Похожий на путешествие,

А может быть, на сражение.

Похожий на чьи-то странствия,

На трепет свечи в изгнании,

Похожий на партизанские

Костры на скалах Испании…

Витя смотрит на меня лукаво и подхватывает, тоже из Симонова, которого он так же, как и я, знает и любит:

Но женщина, бывшая там со мной,

Улыбалась одними глазами,

Понимая, что только она виной

Всему, что творилось с нами.

Это так, и в этом ни слова лжи,

У неё были волосы цвета ржи

И глаза совершенно зелёные,

Совершенно зелёные, и немножко влюблённые.

Потом Серёжка просит спеть его любимую песню (мы вообще много поём у костра «наших» песен, которые сильно отличаются от официально звучащих). Мы любим дороги, горы, огонь костра и чистые человеческие чувства. И песни обо всём, что мы любим.

Накрапывает дождик, идёт и идёт,

Сидит одна девчонка и песню поёт.

Песенку простую, чуть-чуть озорную,

Совсем про нас с тобою тихонько поёт .

Давай с тобой уедем совсем далеко.

Давай с тобой уедем туда, где легко

Давай с тобой уедем смотреть на орлов

И будем песни петь, только песни без слов.

Давай с тобой уедем под свод голубой

И обо всём на свете забудем с тобой:

Про дождик, что недели не видно ни зги,

Про то, как надоели друзья и враги.

. . . . . . . .

Давай с тобой уедем в такие края,

Где будем только мы, только ты, только я. . .

Виктору нравится, когда мелодия звучит над гладью воды и, когда мы плывём по спокойной воде, просит меня спеть его любимую песню. Байдарка скользит по неширокой речке. Берега уже покрылись зелёным пушком, перелетают, шаркая по кустам какие-то синие птички. Солнышко серебрит поверхность воды и лёгкую дымку утреннего тумана, зажигает брызги с вёсел. Петь легко. Голос звенит и плывёт по воде, струится, переливаясь и замирая за поворотом реки. Я тоже очень люблю эту песню.

Подари на прощанье мне билет на поезд, идущий куда-нибудь,

Подари на прощанье мне билет на поезд куда-нибудь.

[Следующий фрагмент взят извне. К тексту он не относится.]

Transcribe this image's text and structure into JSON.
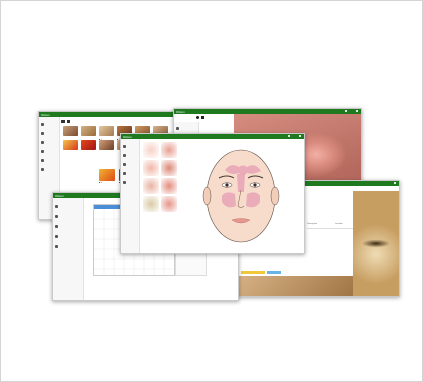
{
  "windows": {
    "thumbnails": {
      "title": "Oticon",
      "thumb_labels": [
        "■ 1",
        "■ 2",
        "■ 3",
        "■ 4",
        "■ 5"
      ]
    },
    "endoscope": {
      "title": "Oticon"
    },
    "anatomy": {
      "title": "Oticon"
    },
    "chart": {
      "title": "Oticon"
    },
    "report": {
      "title": "Oticon",
      "col1": "Description",
      "col2": "Location",
      "col3": "Size"
    }
  },
  "colors": {
    "titlebar": "#1f7a1f",
    "tissue": "#c77b6e",
    "sinus": "#e9a6b8",
    "skin": "#f7dccc"
  }
}
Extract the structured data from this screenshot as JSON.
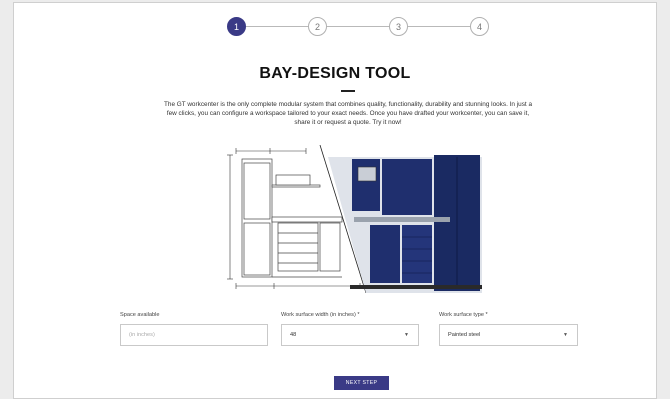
{
  "stepper": {
    "steps": [
      {
        "label": "1",
        "active": true
      },
      {
        "label": "2",
        "active": false
      },
      {
        "label": "3",
        "active": false
      },
      {
        "label": "4",
        "active": false
      }
    ]
  },
  "header": {
    "title": "BAY-DESIGN TOOL",
    "intro": "The GT workcenter is the only complete modular system that combines quality, functionality, durability and stunning looks. In just a few clicks, you can configure a workspace tailored to your exact needs. Once you have drafted your workcenter, you can save it, share it or request a quote. Try it now!"
  },
  "form": {
    "space_available": {
      "label": "Space available",
      "placeholder": "(in inches)",
      "value": ""
    },
    "surface_width": {
      "label": "Work surface width (in inches) *",
      "value": "48"
    },
    "surface_type": {
      "label": "Work surface type *",
      "value": "Painted steel"
    },
    "next_label": "NEXT STEP"
  },
  "colors": {
    "accent": "#3a3a86",
    "cabinet_blue": "#1f2f6e"
  },
  "icons": {
    "dropdown": "chevron-down-icon"
  }
}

А мне всё равно, куда он пойдёт, лишь бы отправиться в путь,

А мне всё равно, куда он пойдёт, лишь бы отправиться в путь.

Ах, не знать бы мне ни глаз твоих ни губ, не видать твоего лица.

Ах, не знать бы мне ни глаз твоих ни губ, не видать твоего лица.

А мне всё равно, что север, что юг, был бы лишь путь без конца.

А мне всё равно, что север, что юг, был бы лишь путь без конца.

На прощанье скажи мне, как всегда, несколько милых фраз,

На прощанье скажи мне, как всегда, несколько милых фраз,

А мне всё равно, что скажешь ты, ведь это в последний раз.

А мне всё равно, что скажешь ты, ведь это в последний раз.

Витя щурится на солнце и просит: ″Ещё″

Ты у меня одна,

Словно в ночи луна,

Словно в степи сосна,

Словно в году весна. . .

Воря вливается в большую реку Клязьму. Через сотню метров мы пристаём к берегу в назначенном месте, где нас должна встретить и отвезти домой грузовая машина.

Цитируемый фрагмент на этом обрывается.